Sunday, February 10, 2019

#Wikidata - A quick and dirty "HowTo" to improve exposure of a subject in Wikidata

When you want to expose a particular subject, any subject, in Wikidata. This is the quick and dirty way to expose much of what there is to know. There are a few caveats. The first is that the aim is not to be complete, the second that it is biased towards scientists who are open about their work at ORCiD.

You start with a paper, a scientist. They have an DOI / ORCiD identifier and, they may already be in Wikidata. First there is the discovery process of the available literature and the authors involved. The SourceMD tool is key; with a SPARQL query or with a QID per line, you run a process that will update publications by adding missing authors or it will add missing publications and missing authors to known publications.

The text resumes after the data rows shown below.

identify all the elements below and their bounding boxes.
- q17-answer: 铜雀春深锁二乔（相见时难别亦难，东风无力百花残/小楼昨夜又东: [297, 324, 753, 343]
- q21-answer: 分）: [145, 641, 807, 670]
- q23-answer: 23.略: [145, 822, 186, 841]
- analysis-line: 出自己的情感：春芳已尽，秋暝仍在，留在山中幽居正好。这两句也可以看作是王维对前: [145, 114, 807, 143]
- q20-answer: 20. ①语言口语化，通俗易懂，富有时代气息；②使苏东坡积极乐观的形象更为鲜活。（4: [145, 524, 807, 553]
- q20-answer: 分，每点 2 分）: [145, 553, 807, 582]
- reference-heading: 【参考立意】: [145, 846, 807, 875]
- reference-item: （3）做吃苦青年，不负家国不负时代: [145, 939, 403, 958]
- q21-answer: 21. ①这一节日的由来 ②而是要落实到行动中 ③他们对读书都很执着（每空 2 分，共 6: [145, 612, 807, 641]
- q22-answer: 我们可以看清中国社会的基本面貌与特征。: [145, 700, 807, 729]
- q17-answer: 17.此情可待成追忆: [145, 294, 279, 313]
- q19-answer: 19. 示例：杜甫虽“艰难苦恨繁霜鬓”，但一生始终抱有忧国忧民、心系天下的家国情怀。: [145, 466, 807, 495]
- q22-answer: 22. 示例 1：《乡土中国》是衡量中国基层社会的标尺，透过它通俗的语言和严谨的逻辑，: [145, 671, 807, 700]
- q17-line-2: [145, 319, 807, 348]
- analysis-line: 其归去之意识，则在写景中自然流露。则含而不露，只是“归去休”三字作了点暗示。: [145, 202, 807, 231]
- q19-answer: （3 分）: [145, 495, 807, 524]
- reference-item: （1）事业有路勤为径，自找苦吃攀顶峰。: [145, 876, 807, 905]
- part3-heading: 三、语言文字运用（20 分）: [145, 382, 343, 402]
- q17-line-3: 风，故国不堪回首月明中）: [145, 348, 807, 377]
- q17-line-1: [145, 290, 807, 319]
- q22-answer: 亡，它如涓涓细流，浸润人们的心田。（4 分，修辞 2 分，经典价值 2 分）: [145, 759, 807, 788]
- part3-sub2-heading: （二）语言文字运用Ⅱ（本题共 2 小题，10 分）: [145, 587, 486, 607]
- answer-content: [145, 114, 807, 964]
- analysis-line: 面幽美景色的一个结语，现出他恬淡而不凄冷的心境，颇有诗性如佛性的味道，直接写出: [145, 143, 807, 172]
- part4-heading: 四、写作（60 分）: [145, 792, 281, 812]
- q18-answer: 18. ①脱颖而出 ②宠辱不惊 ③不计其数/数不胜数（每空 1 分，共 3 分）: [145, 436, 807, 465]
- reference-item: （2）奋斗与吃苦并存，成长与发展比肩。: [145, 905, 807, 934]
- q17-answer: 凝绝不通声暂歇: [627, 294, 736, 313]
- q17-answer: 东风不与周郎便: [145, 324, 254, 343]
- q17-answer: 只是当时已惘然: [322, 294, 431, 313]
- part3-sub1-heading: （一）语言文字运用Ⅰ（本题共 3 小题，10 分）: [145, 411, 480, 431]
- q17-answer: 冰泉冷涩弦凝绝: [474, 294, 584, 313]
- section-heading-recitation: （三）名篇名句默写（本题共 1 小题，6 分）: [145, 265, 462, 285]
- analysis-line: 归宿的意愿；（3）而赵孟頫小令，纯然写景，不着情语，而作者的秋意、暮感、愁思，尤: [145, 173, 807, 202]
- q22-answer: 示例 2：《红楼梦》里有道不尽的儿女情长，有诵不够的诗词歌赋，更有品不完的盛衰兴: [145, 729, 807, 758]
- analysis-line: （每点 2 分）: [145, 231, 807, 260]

When you treat this as an iterative process, more authors and publications become known. When you run the same process for (new) co-authors, more publications and authors become known that are relevant to your subject.

To review your progress, you use Scholia. it has multiple modes that help you gain an understanding of authors, papers, subjects, publications, institutions.. You will see the details evolve. NB mind the lag Wikidata takes to update its database. It is not instant gratification.

A few observations, your aim may be to be "complete" but publications are added all the time and the same is true for scientists. People increasingly turn to ORCiD for a persistent identifier for their work. The real science is in designating a subject to a paper. Arguably the subject may be in the name of the article but as an approach it is a bit coarse. I leave that to you as your involvement makes you a subject "specialist".